The notion that bloodthirst and fanaticism (note, the proper terms for these predictable mass riots over burnt copies of a book) are a feature of Afghan sensitivities finds its complement in the crude outlook of those who shout Death to America. Revenge upon an entire nation of over three hundred million, many of whom also treat the Quran with reverence? What is insensitive, if not that?

When the Americans arrived to Afghanistan in 2001, the country had already suffered a civil war and a protracted battle between the Northern Alliance and the Afghan Taliban. This fact on its own ought to nullify the notion of a uniform Muslim community all nourished from the same mental atmosphere. The Taliban, friends and comrades, was not an elected government, but the invader of Kabul. Their atrocities were widely reported, and received here in Canada with horror. In 2001 the United States and Britain joined their Afghanistan allies in a standing-up to tribal bullies, not to invade but to reclaim a city, and from there a country.

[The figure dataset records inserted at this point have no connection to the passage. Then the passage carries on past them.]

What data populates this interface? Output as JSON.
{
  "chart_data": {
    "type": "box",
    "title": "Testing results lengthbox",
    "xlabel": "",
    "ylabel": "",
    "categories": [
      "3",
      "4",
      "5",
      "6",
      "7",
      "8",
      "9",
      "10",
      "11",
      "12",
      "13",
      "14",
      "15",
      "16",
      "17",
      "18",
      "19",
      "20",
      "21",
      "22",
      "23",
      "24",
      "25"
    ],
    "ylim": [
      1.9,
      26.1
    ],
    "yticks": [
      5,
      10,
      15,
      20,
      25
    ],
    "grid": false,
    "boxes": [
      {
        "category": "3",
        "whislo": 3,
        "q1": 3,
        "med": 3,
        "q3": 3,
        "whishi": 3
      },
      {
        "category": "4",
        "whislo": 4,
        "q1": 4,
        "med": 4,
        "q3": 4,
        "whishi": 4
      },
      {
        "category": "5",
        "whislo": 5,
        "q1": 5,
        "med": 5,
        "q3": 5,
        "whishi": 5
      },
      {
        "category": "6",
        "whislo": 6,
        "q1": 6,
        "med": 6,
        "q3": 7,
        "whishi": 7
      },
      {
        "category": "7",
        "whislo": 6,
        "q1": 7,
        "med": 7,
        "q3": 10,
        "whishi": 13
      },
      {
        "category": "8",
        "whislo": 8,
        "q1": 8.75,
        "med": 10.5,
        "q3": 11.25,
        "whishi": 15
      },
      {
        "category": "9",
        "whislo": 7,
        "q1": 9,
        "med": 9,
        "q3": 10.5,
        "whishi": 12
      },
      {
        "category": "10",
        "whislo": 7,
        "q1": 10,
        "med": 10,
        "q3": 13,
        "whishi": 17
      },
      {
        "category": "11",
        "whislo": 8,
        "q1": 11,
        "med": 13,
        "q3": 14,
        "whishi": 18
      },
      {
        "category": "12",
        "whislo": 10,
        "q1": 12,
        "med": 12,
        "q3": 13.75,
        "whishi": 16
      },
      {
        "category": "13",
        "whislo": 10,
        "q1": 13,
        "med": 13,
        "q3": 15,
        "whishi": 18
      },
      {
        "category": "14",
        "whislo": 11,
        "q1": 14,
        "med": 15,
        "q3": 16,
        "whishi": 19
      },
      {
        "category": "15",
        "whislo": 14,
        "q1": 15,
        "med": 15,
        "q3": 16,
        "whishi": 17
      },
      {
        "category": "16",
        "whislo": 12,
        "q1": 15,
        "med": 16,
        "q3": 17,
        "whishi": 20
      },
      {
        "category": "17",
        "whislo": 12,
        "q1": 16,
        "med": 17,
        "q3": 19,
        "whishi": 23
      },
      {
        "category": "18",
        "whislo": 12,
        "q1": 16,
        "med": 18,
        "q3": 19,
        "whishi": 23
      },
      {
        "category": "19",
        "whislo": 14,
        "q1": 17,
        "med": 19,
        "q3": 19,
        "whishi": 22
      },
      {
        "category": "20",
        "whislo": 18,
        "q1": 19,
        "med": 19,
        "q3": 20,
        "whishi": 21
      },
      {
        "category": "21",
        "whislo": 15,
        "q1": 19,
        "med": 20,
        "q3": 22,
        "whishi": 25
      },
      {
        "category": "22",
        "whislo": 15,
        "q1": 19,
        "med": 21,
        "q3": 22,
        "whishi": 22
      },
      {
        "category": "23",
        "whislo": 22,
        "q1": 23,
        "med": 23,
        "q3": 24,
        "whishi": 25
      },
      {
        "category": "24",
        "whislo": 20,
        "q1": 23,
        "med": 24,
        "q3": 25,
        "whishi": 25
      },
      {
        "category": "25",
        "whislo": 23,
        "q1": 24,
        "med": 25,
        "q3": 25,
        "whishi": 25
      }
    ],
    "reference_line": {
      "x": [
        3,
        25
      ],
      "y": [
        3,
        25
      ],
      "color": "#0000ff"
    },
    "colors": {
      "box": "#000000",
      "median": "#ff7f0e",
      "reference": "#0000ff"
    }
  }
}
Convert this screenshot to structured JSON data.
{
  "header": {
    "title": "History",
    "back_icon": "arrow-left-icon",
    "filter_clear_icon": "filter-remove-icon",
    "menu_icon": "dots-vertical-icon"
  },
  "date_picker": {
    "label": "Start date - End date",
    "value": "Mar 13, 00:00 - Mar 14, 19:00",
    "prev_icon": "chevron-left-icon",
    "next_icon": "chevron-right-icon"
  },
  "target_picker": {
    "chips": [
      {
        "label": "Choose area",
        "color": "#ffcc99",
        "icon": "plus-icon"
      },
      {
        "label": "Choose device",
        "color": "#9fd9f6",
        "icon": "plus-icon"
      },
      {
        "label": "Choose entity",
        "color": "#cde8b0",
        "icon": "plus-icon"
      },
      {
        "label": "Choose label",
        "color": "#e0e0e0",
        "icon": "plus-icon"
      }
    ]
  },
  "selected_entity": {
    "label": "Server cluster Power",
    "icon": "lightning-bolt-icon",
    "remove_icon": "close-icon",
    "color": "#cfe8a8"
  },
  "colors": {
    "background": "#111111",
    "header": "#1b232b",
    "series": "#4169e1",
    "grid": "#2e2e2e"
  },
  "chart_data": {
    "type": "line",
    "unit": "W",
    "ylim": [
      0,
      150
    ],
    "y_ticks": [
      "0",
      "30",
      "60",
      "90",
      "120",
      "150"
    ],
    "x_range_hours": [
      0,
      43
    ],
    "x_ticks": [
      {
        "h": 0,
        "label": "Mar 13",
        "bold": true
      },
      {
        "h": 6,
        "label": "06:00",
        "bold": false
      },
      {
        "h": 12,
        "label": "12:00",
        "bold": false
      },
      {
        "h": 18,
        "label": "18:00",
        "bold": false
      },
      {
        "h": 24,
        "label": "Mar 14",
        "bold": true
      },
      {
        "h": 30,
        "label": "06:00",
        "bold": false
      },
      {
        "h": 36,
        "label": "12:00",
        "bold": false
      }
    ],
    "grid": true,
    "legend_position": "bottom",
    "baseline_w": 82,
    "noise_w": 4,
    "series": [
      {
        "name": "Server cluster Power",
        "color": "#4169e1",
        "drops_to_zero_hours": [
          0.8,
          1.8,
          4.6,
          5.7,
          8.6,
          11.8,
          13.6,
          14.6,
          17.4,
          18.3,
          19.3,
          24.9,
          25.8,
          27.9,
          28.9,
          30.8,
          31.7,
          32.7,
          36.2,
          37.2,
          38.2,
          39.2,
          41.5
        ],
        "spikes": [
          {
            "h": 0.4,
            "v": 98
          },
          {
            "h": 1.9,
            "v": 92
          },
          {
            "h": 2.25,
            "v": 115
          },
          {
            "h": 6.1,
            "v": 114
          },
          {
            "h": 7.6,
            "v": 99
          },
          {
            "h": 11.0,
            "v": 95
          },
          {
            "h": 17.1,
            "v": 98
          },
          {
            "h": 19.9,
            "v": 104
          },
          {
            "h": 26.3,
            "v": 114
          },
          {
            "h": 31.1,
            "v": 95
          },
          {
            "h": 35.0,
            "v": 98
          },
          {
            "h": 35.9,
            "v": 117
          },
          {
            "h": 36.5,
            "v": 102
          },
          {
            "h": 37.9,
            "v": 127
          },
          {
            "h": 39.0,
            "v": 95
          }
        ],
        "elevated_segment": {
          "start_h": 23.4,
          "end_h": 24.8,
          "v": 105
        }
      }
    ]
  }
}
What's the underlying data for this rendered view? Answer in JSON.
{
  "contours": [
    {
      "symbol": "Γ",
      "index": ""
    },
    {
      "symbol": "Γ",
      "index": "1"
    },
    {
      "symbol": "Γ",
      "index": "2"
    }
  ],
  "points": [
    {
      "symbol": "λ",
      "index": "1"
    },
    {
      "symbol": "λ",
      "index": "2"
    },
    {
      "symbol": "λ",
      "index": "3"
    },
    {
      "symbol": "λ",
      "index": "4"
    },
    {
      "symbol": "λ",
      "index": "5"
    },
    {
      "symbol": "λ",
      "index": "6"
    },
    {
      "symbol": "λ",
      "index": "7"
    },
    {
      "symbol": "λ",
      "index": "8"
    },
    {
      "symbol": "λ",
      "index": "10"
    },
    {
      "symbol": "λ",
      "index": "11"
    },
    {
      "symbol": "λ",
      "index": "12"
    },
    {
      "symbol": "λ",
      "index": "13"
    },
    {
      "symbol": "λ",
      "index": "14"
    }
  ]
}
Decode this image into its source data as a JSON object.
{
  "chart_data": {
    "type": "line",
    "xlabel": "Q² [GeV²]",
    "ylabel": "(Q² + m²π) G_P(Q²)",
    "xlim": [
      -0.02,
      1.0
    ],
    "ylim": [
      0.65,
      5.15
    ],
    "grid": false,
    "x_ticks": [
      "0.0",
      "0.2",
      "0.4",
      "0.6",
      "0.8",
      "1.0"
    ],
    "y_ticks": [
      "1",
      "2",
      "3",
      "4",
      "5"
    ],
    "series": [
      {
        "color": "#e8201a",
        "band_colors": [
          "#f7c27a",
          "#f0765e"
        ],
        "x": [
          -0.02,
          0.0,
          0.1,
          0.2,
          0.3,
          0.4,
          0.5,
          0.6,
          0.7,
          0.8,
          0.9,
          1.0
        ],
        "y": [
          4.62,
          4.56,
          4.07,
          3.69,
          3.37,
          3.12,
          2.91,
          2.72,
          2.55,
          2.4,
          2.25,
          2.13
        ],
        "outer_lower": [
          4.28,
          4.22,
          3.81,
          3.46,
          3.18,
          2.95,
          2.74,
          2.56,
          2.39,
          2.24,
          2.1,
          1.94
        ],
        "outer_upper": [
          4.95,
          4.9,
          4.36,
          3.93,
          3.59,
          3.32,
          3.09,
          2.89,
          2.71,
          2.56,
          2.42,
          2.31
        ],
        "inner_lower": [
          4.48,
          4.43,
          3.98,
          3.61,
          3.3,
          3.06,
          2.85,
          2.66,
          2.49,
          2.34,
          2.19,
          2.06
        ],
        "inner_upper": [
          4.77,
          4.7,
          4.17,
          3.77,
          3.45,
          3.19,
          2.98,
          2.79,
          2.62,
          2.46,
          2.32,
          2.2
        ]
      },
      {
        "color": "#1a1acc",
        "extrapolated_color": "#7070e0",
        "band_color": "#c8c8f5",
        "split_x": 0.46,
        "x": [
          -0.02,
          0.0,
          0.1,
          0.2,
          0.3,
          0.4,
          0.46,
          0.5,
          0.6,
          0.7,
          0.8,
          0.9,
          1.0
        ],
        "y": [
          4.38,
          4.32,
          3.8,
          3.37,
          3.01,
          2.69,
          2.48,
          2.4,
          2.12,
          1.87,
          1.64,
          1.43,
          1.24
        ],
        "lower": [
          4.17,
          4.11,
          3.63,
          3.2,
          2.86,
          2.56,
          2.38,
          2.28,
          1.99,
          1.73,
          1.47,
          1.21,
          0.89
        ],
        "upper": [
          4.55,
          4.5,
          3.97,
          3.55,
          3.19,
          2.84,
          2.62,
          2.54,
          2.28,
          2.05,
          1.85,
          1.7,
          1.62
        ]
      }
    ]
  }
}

At the core of this battle were competing visions, on one side an Islamic Emirate subsumed under Sharia, and on the other a society built upon the principles of human dignity and freedom and the equality of the sexes. The terms of this fight were drawn up by the people of Afghanistan themselves, and so the allies were assisting an indigenous liberation movement rather than imposing a colonial program.

If political and military leaders had been more clear on this and other related points, the domestic support for sticking with the like-minded people of Afghanistan might have held up. Marine officer Peter J. Munson outlines, in a January 27 Foreign Policy article, the many domestic impediments to effective military campaigns among which is often an ill-educated and misinformed public. The political will having eroded, it is now taken for granted by the politicians that the Taliban will figure in the new order. I have even come across the appalling claim that, as the representative of the Pashtuns, the Taliban has a legitimate place at the table. Again, a misinformed lumping together of discordant things that we can quite do without.

Calls for the blood of infidels, whether over the burning of a book — or, as was recently the case in Saudi Arabia, a post on Twitter — illustrate the contemporary division of the human family into two irreconcilable camps. There are those who accept diversity and who accommodate their differences in peace, and there are those who take easy offense and work toward the final holy war. We should be more clear about the character and taxonomy of our enemies. Then maybe we would do a better job of standing by our friends.

One thought on “The flame of intolerance rises from Koran burnings”

  1. I thought that the US/British offensive against the Taliban in 2001 was simply because the Taliban stood between them and al-Qaeda, not because the US was interested at all in the internal affairs of Afghanistan.